No doubt, if Bashar al-Assad in Syria bites the dust, as seems likely, a leading figure hostile to Israel will vanish. But the history of Syria offers not a shred of reason to believe that a new Sunni nationalist regime in Damascus, bolstered by elements of the Muslim Brotherhood, will view Israel with any greater indulgence than Mr. Assad. In fact, the emergence of popular forces in almost any Arab state guarantees tougher policies toward Israel in opposing its preservation of the Palestinian status quo – the preeminent symbol of injustice in the eyes of all Muslims.
This is not to say that the slow spread of democracies might not in some distant future be good for Israel. But it can be good only for an Israel that moves sharply away from its extreme right-wing and apartheid policies and toward a more generous and open political and social order that liberates the Palestinians. Such an event does not remotely appear on the Israeli political horizon right now.
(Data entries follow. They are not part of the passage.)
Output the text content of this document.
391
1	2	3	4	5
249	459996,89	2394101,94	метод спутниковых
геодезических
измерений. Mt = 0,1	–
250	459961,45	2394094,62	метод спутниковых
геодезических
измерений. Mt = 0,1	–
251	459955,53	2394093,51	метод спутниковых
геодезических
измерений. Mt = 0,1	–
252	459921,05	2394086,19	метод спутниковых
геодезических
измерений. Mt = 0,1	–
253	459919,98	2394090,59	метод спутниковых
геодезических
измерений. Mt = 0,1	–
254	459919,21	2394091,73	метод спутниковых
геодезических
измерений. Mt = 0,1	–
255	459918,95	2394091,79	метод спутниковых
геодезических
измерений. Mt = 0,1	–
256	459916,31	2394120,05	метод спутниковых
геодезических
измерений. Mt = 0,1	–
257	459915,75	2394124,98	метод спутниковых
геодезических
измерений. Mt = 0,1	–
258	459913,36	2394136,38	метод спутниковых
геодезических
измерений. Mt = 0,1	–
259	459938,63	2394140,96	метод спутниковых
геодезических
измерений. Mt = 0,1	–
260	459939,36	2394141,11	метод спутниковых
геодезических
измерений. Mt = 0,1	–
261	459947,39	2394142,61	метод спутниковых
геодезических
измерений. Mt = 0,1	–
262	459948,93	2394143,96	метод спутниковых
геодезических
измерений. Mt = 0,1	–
The second-biggest loser is the United States. The reasons are simple: It is becoming ever more difficult for Washington to call the shots as Arab populations grow empowered to elect their own leaders. And for now, popular views reflect the anger and frustration of decades – even centuries – against Western imperial control, now topped off by a decade of American wars on Muslim soil in a quixotic search for a military solution to anti-Western terrorism.